GRAND RAPIDS, Mich. — A white Grand Rapids, Mich., police officer who fatally shot and killed Patrick Lyoya, a black man, during a traffic stop in April, was charged Thursday with one count of second-degree murder.
Christopher Becker, the Kent County prosecutor, said the officer, Christopher Schurr, acted unreasonably when he shot Mr Lyoya, 26, as he struggled with the motorist, who drove off had fled. The officer told Mr. Lyoya that he stopped him because he had license plates that did not match his car.
Mr Lyoya’s death has heightened long-running tensions with police in Grand Rapids, a city of about 200,000 people where 18% of residents are black. Protesters marched through the city center after videos of the shooting emerged in mid-April, with many demanding the officer be named, fired and prosecuted. Activists blamed city officials for not doing more to address years of complaints about police misconduct.
“Patrick Lyoya immigrated to the United States from the Democratic Republic of the Congo to pursue the American dream and provide a better and safer life for himself and his family,” Ben Crump, an attorney for the family, said in a statement. release when the videos were released. “Instead, what found him was a fatal bullet to the back of the head, delivered by an officer from the Grand Rapids Police Department.”
The case also renewed a national conversation about when officers should face on-duty murder charges. The law authorizes police officers to use lethal force when they have a reasonable fear of death or grievous bodily harm, and it remains relatively rare for US police officers to be charged or convicted in such cases.

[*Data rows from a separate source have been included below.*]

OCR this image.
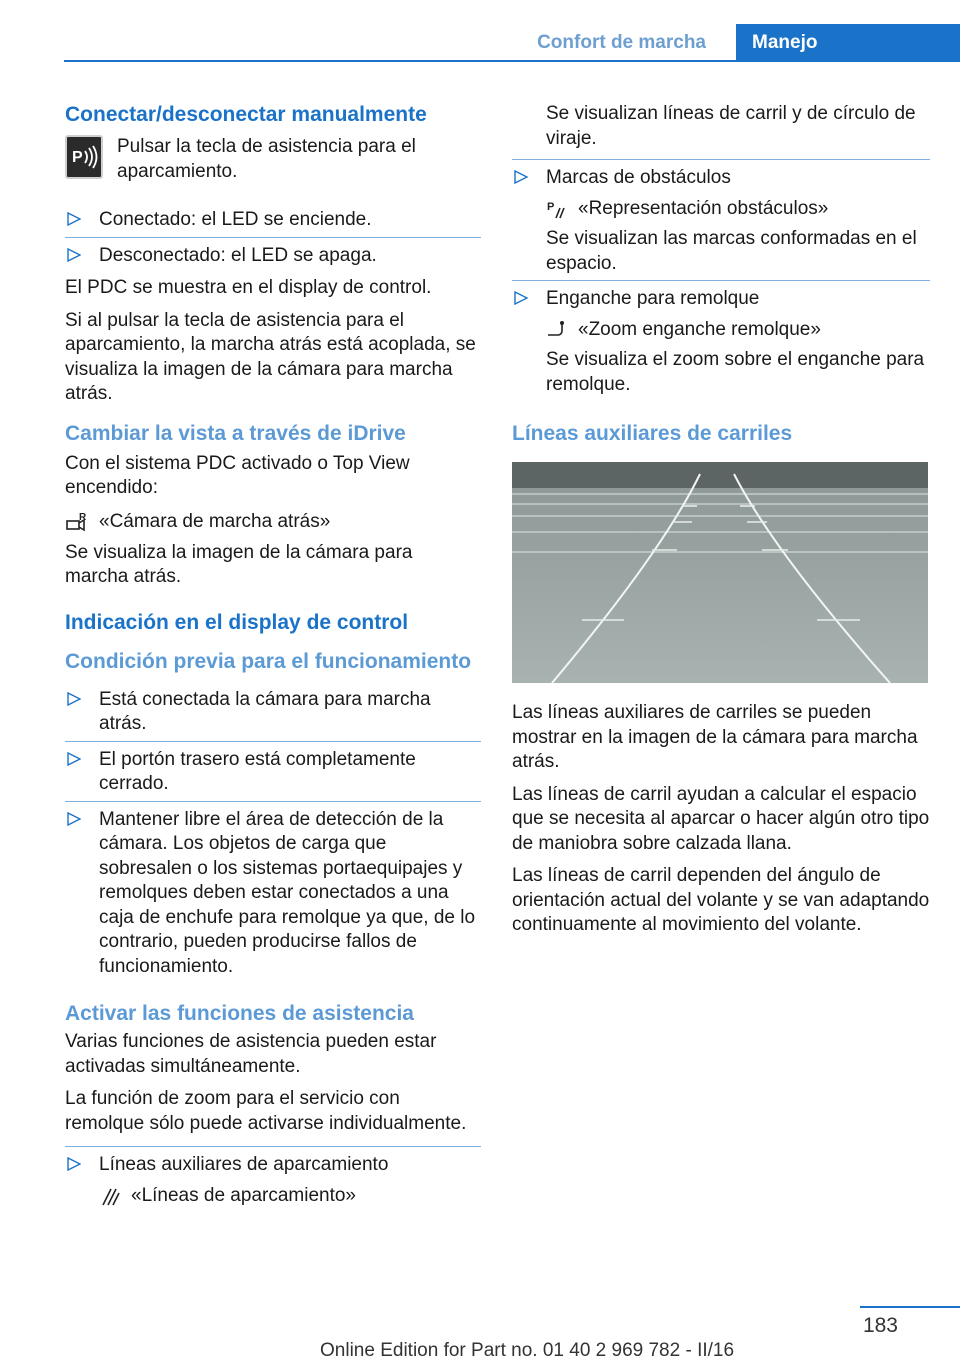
Confort de marcha	Manejo
Conectar/desconectar manualmente
P

Pulsar la tecla de asistencia para el aparcamiento.

Conectado: el LED se enciende.
Desconectado: el LED se apaga.

El PDC se muestra en el display de control.

Si al pulsar la tecla de asistencia para el aparcamiento, la marcha atrás está acoplada, se visualiza la imagen de la cámara para marcha atrás.

Cambiar la vista a través de iDrive

Con el sistema PDC activado o Top View encendido:

R «Cámara de marcha atrás»

Se visualiza la imagen de la cámara para marcha atrás.

Indicación en el display de control
Condición previa para el funcionamiento
Está conectada la cámara para marcha atrás.
El portón trasero está completamente cerrado.
Mantener libre el área de detección de la cámara. Los objetos de carga que sobresalen o los sistemas portaequipajes y remolques deben estar conectados a una caja de enchufe para remolque ya que, de lo contrario, pueden producirse fallos de funcionamiento.
Activar las funciones de asistencia

Varias funciones de asistencia pueden estar activadas simultáneamente.

La función de zoom para el servicio con remolque sólo puede activarse individualmente.

Líneas auxiliares de aparcamiento
«Líneas de aparcamiento»

Se visualizan líneas de carril y de círculo de viraje.

Marcas de obstáculos
P «Representación obstáculos»

Se visualizan las marcas conformadas en el espacio.

Enganche para remolque
«Zoom enganche remolque»

Se visualiza el zoom sobre el enganche para remolque.

Líneas auxiliares de carriles

Las líneas auxiliares de carriles se pueden mostrar en la imagen de la cámara para marcha atrás.

Las líneas de carril ayudan a calcular el espacio que se necesita al aparcar o hacer algún otro tipo de maniobra sobre calzada llana.

Las líneas de carril dependen del ángulo de orientación actual del volante y se van adaptando continuamente al movimiento del volante.

183
Online Edition for Part no. 01 40 2 969 782 - II/16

Mr. Lyoya was arrested on the cold and rainy morning of April 4. After getting out of his car, videos show, Mr Lyoya looks confused as the officer tells him to get back in the vehicle. Agent Schurr asks him if he speaks English.
Mr. Lyoya responds that he speaks English and asks, “What did I do wrong?” After a brief exchange about whether Mr. Lyoya has a driver’s license, Officer Schurr grabs Mr. Lyoya, who walks away and begins to run, as the footage shows.
The officer tackles Mr. Lyoya in a nearby lawn, shouting “Stop!” as Mr. Lyoya appears to be trying to regain his footing. At one point, body camera footage shows Mr. Lyoya holding the Taser in Officer Schurr’s hand.
Midway through the struggle, the officer’s body camera stops filming. Grand Rapids Police Chief Eric Winstrom said the camera was pressured to turn it off during the struggle. It was not clear who exerted this pressure or if it was intentional.
Other cameras — from the officer’s vehicle, a nearby doorbell security system, and a passerby’s cellphone — capture different parts of the encounter. Shortly before the fatal shot is fired, Officer Schurr shouts, “Drop the taser.” Mr. Lyoya is facing the ground and pushing, with the officer on top of him, just before the shooting.
After the shooting, city officials pledged to learn from the encounter and evaluate police department policies.
“When I saw the video, it was painful to watch,” Grand Rapids City Manager Mark Washington said when the videos were released. “And I immediately asked, ‘What caused this, and what more could have been done to prevent this from happening? “”
Mr. Lyoya’s parents said he was a good son who provided financial support to his family and sometimes came to their house on weekends to help his siblings. He held various jobs over the years, including with a turkey processor and an auto parts manufacturer.
Investigation: Deadly U.S. Police Stops
The consequences of traffic stops. A 2021 New York Times investigation looked at why traffic stops for minor violations sometimes escalate into fatal encounters. Here are some key findings:
But Mr. Lyoya had struggled since arriving in Michigan. He had been arrested more than a dozen times, mostly for offenses involving motor vehicles, and he also faced three domestic violence charges. At the time of his death, Mr Lyoya was on probation, his driver’s license was revoked and there were two warrants for his arrest, including one for a domestic violence charge three days earlier. He had told friends that he was trying to get his life back together.
Acquaintances of Officer Schurr, who grew up near Grand Rapids, described him as a follower of the rules. He was a member of his college athletics team and he married his wife during a Christian mission trip to Kenya in 2014. Members of his college team said Officer Schurr could be quick to put on angry.
After the shooting, city officials released documents showing Officer Schurr had been praised more than a dozen times and cited twice for minor issues, like damaging a police cruiser, which did not result in any disciplinary action.
Mr. Lyoya’s death was far from the first encounter in Grand Rapids to lead to calls for changes in police policy.
In 2017, officers searching for a middle-aged woman wanted for a stabbing instead handcuffed an 11-year-old girl at gunpoint as she left a house. These officers were not disciplined. Months earlier, other Grand Rapids officers had held five innocent teenage boys at gunpoint. And in 2020, local media reported, an officer was suspended for two days after shooting a protester in the face with a gas canister.